In the case of StackOverflow, we provide the already split collection in Yahoo Answers format ourselves. We used this split collection ourselves: train,dev1, dev2, test, tran.

Annotation/parsing process

Preprocessing of data is done by an annotating Java pipeline that relies on Apache UIMA. As a reminder, annotations are a commonly used formalism in NLP. We create several linguistically motivated textual representations of questions and answers [103], which we call fields. A field may include word tokens, syntactic dependencies, ProbBank style semantic role labels for verbal predicates (SRLs), or WordNet super-senses (like it is done by Surdeanu et 2011).

An example of the complete annotation (i.e., all fields included is given in this table):

Type Field name Sample question
Original text How does the President nominate Supreme court justices?
Lemmatized text text president nominate supreme court justice
Unlemmatized text text_unlemm does president nominate supreme court justices
Bigrams (lemmatized) bigram president nominate nominate supreme supreme court court justice
Semantic roles (unlabeled) srl nominate president nominate justice
Semantic roles (labeled) srl_lab nominate A0 president nominate A1 justice
Dependencies (unlabeled) dep nominate president court supreme justice court nominate justice
WordNet super-senses wnss noun.person verb.communication noun.attribute

However, by default a pipeline creates only three non-empty fields: text, text_unlemm, and bigram. In other words, it annotates text by marking sentences, invididual tokens, obtains token lemmas, and concatenates adjacent lemmas into bigrams. Additional annotations did not prove to be useful, though. For this reason, we do not enable them by default. However, the pipeline can also be configured (see a description below) to create all possible fields.

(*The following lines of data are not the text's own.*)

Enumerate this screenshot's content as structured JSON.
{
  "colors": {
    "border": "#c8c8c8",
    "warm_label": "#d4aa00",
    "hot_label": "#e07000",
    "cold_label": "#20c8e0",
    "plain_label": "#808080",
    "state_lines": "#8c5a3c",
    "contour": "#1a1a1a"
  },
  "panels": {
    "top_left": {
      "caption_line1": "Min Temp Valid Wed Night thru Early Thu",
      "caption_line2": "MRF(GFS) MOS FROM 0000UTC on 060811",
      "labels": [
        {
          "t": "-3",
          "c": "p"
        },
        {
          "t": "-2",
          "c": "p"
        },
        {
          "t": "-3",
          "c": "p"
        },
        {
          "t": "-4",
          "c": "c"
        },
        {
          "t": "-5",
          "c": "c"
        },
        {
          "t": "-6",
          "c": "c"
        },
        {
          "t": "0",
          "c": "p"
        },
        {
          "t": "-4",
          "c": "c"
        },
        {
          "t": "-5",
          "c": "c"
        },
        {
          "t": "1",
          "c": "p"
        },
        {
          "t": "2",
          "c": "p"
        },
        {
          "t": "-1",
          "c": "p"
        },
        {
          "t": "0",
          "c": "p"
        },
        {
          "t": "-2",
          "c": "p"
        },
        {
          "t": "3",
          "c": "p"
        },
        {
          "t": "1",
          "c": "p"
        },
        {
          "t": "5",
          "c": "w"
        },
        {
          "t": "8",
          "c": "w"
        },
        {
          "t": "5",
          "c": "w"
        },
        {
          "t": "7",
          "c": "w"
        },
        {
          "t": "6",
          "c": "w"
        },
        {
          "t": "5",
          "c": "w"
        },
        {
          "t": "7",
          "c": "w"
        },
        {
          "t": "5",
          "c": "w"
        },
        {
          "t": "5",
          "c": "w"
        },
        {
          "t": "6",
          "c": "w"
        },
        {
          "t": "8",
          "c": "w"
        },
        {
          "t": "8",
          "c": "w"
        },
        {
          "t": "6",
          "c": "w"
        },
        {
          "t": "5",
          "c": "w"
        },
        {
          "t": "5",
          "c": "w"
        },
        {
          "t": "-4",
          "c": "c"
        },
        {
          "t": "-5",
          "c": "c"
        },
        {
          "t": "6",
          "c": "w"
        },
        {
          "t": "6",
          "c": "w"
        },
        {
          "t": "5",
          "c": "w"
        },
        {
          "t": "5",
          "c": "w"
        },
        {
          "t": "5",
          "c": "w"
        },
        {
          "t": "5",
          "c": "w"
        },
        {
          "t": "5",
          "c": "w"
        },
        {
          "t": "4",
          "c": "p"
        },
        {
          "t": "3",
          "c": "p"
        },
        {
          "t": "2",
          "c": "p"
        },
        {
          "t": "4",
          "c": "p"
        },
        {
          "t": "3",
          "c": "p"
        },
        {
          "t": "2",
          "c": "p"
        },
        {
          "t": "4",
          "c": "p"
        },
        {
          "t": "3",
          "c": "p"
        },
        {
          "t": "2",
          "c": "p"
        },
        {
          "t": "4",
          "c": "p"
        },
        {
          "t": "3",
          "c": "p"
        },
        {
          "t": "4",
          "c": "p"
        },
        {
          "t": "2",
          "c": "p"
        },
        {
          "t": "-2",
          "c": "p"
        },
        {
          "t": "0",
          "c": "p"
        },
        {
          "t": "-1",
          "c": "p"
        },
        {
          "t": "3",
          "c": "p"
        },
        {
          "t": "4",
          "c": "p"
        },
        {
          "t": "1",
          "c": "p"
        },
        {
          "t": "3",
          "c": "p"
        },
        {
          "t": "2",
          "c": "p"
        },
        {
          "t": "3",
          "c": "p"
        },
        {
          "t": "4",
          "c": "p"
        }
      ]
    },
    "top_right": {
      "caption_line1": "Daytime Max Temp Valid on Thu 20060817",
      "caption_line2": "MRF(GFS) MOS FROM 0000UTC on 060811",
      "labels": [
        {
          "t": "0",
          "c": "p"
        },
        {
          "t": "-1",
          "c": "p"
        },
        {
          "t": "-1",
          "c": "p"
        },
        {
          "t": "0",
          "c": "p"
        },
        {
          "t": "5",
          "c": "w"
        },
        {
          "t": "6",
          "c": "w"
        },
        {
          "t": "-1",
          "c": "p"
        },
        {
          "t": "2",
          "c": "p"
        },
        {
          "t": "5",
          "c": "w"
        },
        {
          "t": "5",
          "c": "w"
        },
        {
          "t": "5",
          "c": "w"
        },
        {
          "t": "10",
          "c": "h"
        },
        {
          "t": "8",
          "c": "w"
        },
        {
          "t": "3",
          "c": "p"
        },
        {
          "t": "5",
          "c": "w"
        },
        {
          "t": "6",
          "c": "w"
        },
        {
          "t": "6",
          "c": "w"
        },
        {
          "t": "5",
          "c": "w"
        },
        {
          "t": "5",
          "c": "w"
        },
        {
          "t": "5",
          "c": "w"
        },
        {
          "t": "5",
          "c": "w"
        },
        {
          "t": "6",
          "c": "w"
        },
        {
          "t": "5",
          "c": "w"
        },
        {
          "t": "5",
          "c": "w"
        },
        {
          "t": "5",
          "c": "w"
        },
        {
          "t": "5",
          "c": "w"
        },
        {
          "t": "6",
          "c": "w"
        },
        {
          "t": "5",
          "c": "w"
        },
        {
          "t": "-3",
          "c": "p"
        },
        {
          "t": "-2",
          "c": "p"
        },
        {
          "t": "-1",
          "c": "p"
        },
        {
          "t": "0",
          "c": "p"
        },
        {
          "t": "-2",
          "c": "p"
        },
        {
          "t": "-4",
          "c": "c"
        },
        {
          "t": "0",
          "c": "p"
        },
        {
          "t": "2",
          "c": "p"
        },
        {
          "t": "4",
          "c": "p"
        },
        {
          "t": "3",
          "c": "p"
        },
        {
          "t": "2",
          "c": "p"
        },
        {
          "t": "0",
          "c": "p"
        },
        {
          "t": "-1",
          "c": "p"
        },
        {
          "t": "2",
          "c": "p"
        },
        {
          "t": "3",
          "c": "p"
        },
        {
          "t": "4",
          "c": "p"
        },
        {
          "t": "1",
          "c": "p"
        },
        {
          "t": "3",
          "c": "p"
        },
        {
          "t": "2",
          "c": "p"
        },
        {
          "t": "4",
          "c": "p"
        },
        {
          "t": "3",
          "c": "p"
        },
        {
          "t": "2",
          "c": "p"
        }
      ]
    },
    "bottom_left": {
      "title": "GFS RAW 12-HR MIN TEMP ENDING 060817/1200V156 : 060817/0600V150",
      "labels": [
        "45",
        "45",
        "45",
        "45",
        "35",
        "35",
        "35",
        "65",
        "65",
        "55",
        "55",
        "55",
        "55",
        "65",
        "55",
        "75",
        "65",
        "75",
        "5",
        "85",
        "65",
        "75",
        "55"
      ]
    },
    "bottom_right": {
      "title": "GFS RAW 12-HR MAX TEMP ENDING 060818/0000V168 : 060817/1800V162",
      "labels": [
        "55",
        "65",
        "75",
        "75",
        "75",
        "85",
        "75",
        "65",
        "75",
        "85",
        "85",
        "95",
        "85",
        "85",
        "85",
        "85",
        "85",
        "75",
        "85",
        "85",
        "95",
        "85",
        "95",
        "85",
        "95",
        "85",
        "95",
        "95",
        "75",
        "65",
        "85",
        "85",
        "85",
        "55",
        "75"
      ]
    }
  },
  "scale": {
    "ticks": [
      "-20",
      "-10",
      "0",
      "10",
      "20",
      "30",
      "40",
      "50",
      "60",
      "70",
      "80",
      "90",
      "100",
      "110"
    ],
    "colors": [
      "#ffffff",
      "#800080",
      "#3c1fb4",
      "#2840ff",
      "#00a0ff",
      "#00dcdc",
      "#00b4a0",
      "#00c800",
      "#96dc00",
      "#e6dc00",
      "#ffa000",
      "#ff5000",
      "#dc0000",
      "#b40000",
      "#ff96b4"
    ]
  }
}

For each field and collection subset, the pipeline creates two separate output file: one for answers and another for questions. For example, we have files answer_text (for token lemmas), answer_text_unlemm (for original tokens), answer_bigram (lemmatized bigrams), answer_dep (for dependency parse), question_text, question_text_unlemm, and so on. Three additional files are also created: SolrQuestionFile.txt, SolrAnswerFile.txt, and ``qrels.txt''. The first two files contain the combination of all fields for questions and answers respectively. These files are fed to querying and indexing applications. The last file contains relevance judgements. As a reminder, the best answer is the only relevant document for a given question.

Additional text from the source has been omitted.